The plaque carried a $10,000 price tag and was approved in a July 2022 memorandum that The Canadian Press obtained through an access-to-information request.
It reads, in part: “This plaque pays tribute to all the government of Canada employees who contributed to this heroic effort.”
The department said it unveiled the tribute in an October ceremony and plans to install it when renovations at its headquarters are completed.
Conservative Sen. Salma Ataullahjan said she was baffled by the move.
“It’s totally inappropriate, considering how we badly botched the exit,” she said in an interview from her native Pakistan, where she said Afghan children are begging in the streets.
“To me, it seems unnecessarily inappropriate and insensitive when I think of what’s happening in Afghanistan,” she said. “What are we congratulating ourselves on?”
The plaque describes Canada’s role in the chaotic evacuation of Kabul in August 2021, when the Taliban took over Afghanistan, as such: “In the preceding weeks and in those that immediately followed, a complex operation took place under extremely harsh, unsafe and rapidly changing conditions to help thousands of Canadian citizens, permanent residents of Canada and Afghans to flee to safety.”

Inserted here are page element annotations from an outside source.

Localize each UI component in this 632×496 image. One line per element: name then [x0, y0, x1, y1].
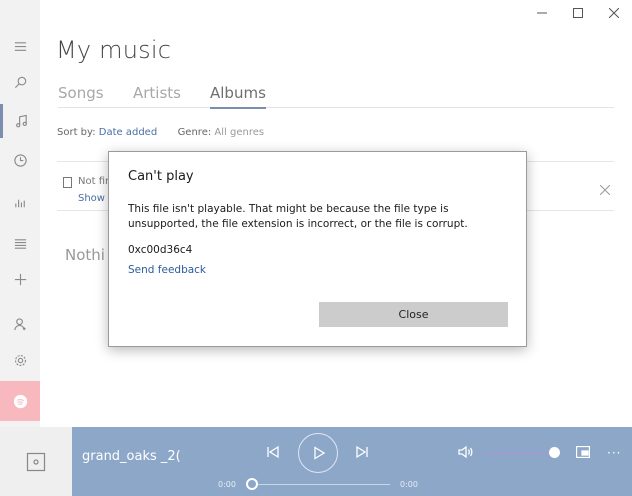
close-icon	[599, 184, 611, 196]
maximize-button[interactable]	[560, 0, 596, 26]
seek-track[interactable]	[254, 484, 390, 485]
previous-icon	[267, 445, 279, 459]
user-icon	[13, 317, 26, 330]
nav-recent[interactable]	[0, 143, 40, 177]
next-icon	[356, 445, 368, 459]
gear-icon	[14, 354, 26, 366]
music-note-icon	[16, 114, 27, 127]
empty-state-text: Nothi	[65, 246, 105, 264]
spotify-button[interactable]	[0, 381, 40, 421]
volume-slider[interactable]	[484, 452, 550, 453]
error-dialog: Can't play This file isn't playable. Tha…	[108, 151, 527, 347]
play-button[interactable]	[298, 433, 338, 473]
maximize-icon	[573, 8, 583, 18]
clock-icon	[13, 153, 27, 167]
volume-icon	[458, 445, 473, 459]
add-icon	[14, 273, 26, 285]
mini-player-icon	[576, 446, 590, 458]
search-button[interactable]	[0, 65, 40, 99]
sort-row: Sort by: Date added Genre: All genres	[57, 127, 264, 138]
tab-bar: Songs Artists Albums	[58, 84, 614, 109]
nav-now-playing[interactable]	[0, 185, 40, 219]
minimize-button[interactable]	[524, 0, 560, 26]
close-button[interactable]: Close	[319, 302, 508, 327]
elapsed-time: 0:00	[218, 480, 236, 489]
send-feedback-link[interactable]: Send feedback	[128, 264, 206, 276]
search-icon	[14, 76, 26, 88]
notice-text: Not fin	[78, 176, 112, 187]
page-title: My music	[56, 36, 172, 64]
volume-button[interactable]	[456, 443, 476, 461]
document-icon	[63, 177, 72, 188]
chart-icon	[14, 199, 25, 207]
album-art[interactable]	[0, 427, 72, 496]
mini-view-button[interactable]	[574, 444, 592, 460]
dialog-title: Can't play	[128, 169, 194, 184]
settings-button[interactable]	[0, 343, 40, 377]
error-code: 0xc00d36c4	[128, 244, 193, 256]
disc-icon	[26, 452, 46, 471]
genre-dropdown[interactable]: All genres	[214, 127, 264, 138]
tab-artists[interactable]: Artists	[133, 84, 181, 108]
more-options-button[interactable]: ···	[607, 446, 621, 460]
account-button[interactable]	[0, 307, 40, 341]
volume-handle[interactable]	[549, 447, 560, 458]
spotify-icon	[13, 394, 27, 408]
new-playlist-button[interactable]	[0, 262, 40, 296]
close-icon	[609, 8, 619, 18]
tab-songs[interactable]: Songs	[58, 84, 104, 108]
sort-label: Sort by:	[57, 127, 96, 138]
track-title[interactable]: grand_oaks _2(	[82, 449, 181, 464]
hamburger-icon	[14, 41, 26, 51]
total-time: 0:00	[400, 480, 418, 489]
hamburger-menu-button[interactable]	[0, 29, 40, 63]
play-icon	[314, 446, 326, 460]
previous-button[interactable]	[264, 443, 282, 461]
window-controls	[524, 0, 632, 26]
next-button[interactable]	[353, 443, 371, 461]
player-bar: grand_oaks _2( 0:00 0:00 ···	[0, 427, 632, 496]
queue-icon	[14, 238, 26, 249]
notice-link[interactable]: Show	[78, 193, 105, 204]
close-window-button[interactable]	[596, 0, 632, 26]
dismiss-notice-button[interactable]	[599, 180, 611, 199]
genre-label: Genre:	[177, 127, 212, 138]
dialog-message: This file isn't playable. That might be …	[128, 203, 468, 230]
nav-my-music[interactable]	[0, 104, 40, 138]
sort-dropdown[interactable]: Date added	[99, 127, 157, 138]
nav-playlists[interactable]	[0, 226, 40, 260]
minimize-icon	[537, 12, 547, 14]
tab-albums[interactable]: Albums	[210, 84, 266, 109]
nav-rail	[0, 0, 40, 427]
seek-handle[interactable]	[246, 478, 258, 490]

Last year, a special parliamentary committee studied how it unfolded in depth.
MPs heard that Canada evacuated its embassy before its peers, making it nearly impossible for Canadian veterans’ groups to help get the Afghan interpreters they had worked with to safety.
Canada’s final commander in Kandahar during the Afghan war, retired Maj.-Gen. Dean Milner, said embassy staff left “embarrassingly way too fast.” He said that’s part of the reason “we only managed to pull out maybe about 15 to 17 per cent of those critical interpreters who soldiered alongside us.”
As detailed in a report last June, the committee also heard about failings in Canada’s resettlement process, which it found was “administratively and logistically complex.” Witnesses described poor communication, an overreliance on email and a requirement that people trying to flee the country access documents with a professional version of Adobe Acrobat.
The memorandum says deputy ministers held a June 2022 discussion that included an event to commemorate the Afghanistan evacuation, but it doesn't say who came up with the idea.